With unilateral weakness because of lesions of upper or lower motor neurons the tongue deviates toward the weak side. If there is no deviation, weakness is assessed by having the patient push the tongue into each cheek while the examiner pushes against the cheek. With unilateral lesions of upper motor neurons there may be no deviation and little evident weakness, yet patients may experience dysarthria (imperfect articulation), particularly with the lingual consonants (tay for anterior tongue, kay for the posterior tongue). Bilateral tongue weakness causes dysarthria, dysphagia, and sometimes even difficulty breathing.
Bilateral lesions of the lower brain stem can result in bulbar palsy. The tongue is paralyzed, atrophic, and fasciculating. There is no movement of the palate or pharynx with phonation, and the gag reflex is absent. With unilateral supranuclear lesions these muscles are often spared or only mildly impaired because of the bilateral cortical projections to lower brain stem motor neurons.
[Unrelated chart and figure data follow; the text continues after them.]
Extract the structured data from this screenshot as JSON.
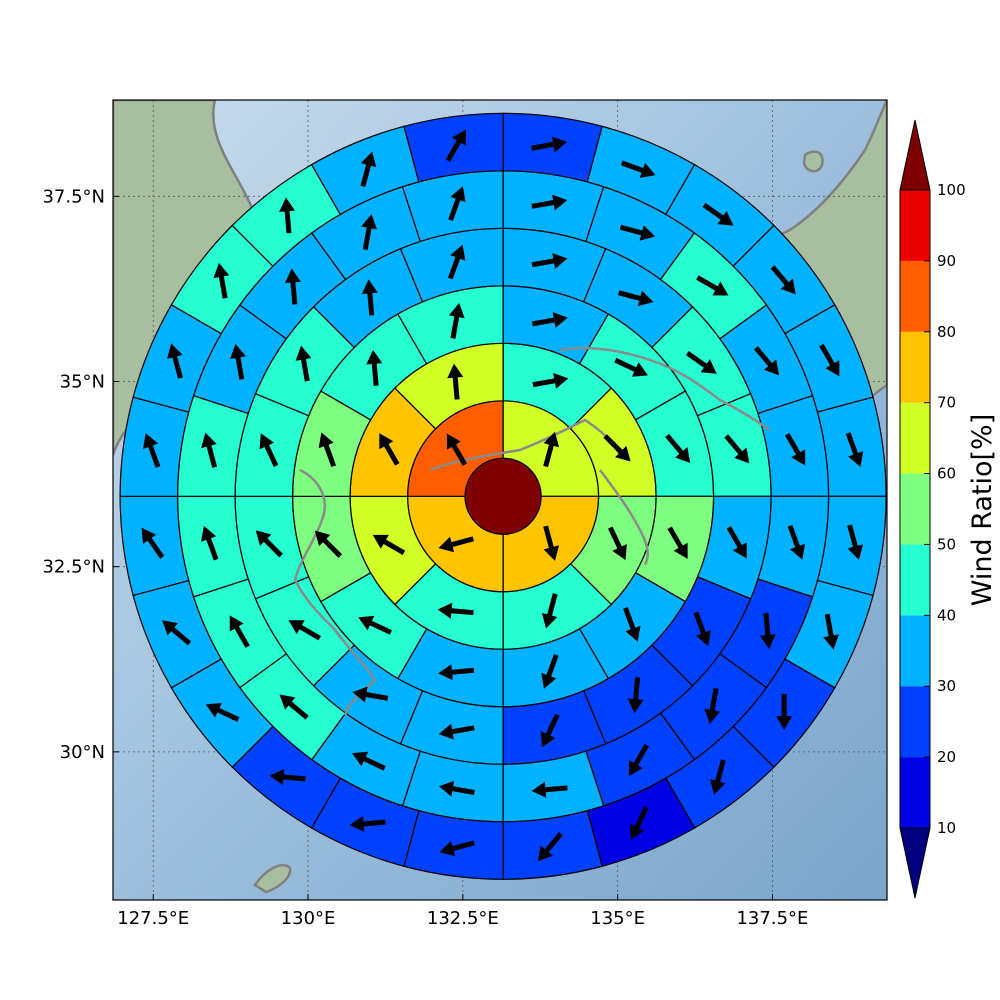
{
  "chart_data": {
    "type": "heatmap",
    "title": "",
    "xlabel": "",
    "ylabel": "",
    "x_ticks": [
      "127.5°E",
      "130°E",
      "132.5°E",
      "135°E",
      "137.5°E"
    ],
    "y_ticks": [
      "37.5°N",
      "35°N",
      "32.5°N",
      "30°N"
    ],
    "x_tick_values": [
      127.5,
      130.0,
      132.5,
      135.0,
      137.5
    ],
    "y_tick_values": [
      37.5,
      35.0,
      32.5,
      30.0
    ],
    "xlim": [
      126.85,
      139.35
    ],
    "ylim": [
      28.0,
      38.8
    ],
    "grid": true,
    "center": {
      "lon": 133.15,
      "lat": 33.45,
      "value": 100
    },
    "colorbar": {
      "label": "Wind Ratio[%]",
      "ticks": [
        "10",
        "20",
        "30",
        "40",
        "50",
        "60",
        "70",
        "80",
        "90",
        "100"
      ],
      "tick_values": [
        10,
        20,
        30,
        40,
        50,
        60,
        70,
        80,
        90,
        100
      ],
      "extend": "both",
      "colors": [
        "#00007f",
        "#0000e6",
        "#0040ff",
        "#00b2ff",
        "#26ffd2",
        "#7fff7f",
        "#d2ff26",
        "#ffc400",
        "#ff5e00",
        "#ef0000",
        "#7f0000"
      ]
    },
    "rings": [
      {
        "ring": 1,
        "sectors": 4,
        "values": [
          65,
          75,
          75,
          85
        ],
        "directions": [
          15,
          165,
          255,
          330
        ]
      },
      {
        "ring": 2,
        "sectors": 8,
        "values": [
          45,
          65,
          55,
          45,
          45,
          65,
          75,
          65
        ],
        "directions": [
          80,
          135,
          155,
          195,
          275,
          300,
          330,
          355
        ]
      },
      {
        "ring": 3,
        "sectors": 12,
        "values": [
          35,
          45,
          45,
          55,
          35,
          35,
          35,
          45,
          55,
          55,
          45,
          45
        ],
        "directions": [
          80,
          115,
          140,
          150,
          160,
          200,
          265,
          295,
          315,
          340,
          355,
          10
        ]
      },
      {
        "ring": 4,
        "sectors": 16,
        "values": [
          35,
          35,
          45,
          45,
          35,
          25,
          25,
          25,
          35,
          35,
          45,
          45,
          45,
          45,
          35,
          35
        ],
        "directions": [
          80,
          105,
          125,
          140,
          150,
          160,
          185,
          205,
          260,
          280,
          300,
          315,
          335,
          350,
          355,
          20
        ]
      },
      {
        "ring": 5,
        "sectors": 20,
        "values": [
          35,
          35,
          45,
          35,
          35,
          35,
          25,
          25,
          25,
          35,
          35,
          35,
          45,
          45,
          45,
          45,
          35,
          35,
          35,
          35
        ],
        "directions": [
          80,
          105,
          120,
          140,
          150,
          160,
          175,
          190,
          210,
          265,
          280,
          295,
          310,
          330,
          340,
          345,
          350,
          355,
          10,
          20
        ]
      },
      {
        "ring": 6,
        "sectors": 24,
        "values": [
          25,
          35,
          35,
          35,
          35,
          35,
          35,
          35,
          25,
          25,
          15,
          25,
          25,
          25,
          25,
          35,
          35,
          35,
          35,
          35,
          45,
          45,
          35,
          25
        ],
        "directions": [
          80,
          110,
          125,
          140,
          150,
          160,
          165,
          170,
          180,
          195,
          205,
          220,
          255,
          265,
          275,
          295,
          310,
          325,
          340,
          345,
          350,
          355,
          15,
          30
        ]
      }
    ]
  }
}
Bilateral lesions of the cerebrum or upper brain stem, however, can result in severe dysarthria and dysphagia because of effects on the corticobulbar pathway. The tongue is paralyzed but neither atrophic nor fasciculating. The palate and pharynx do not move with phonation, but the gag reflex is hyperactive. Such a patient is said to have pseudobulbar palsy. An interesting and unexplained feature of this syndrome is lability or hyperreflexia of emotional response. A remark that would normally produce a mild chuckle precipitates embarrassed peals of laughter, and asking a question such as "How are you feeling?" may result in explosive weeping.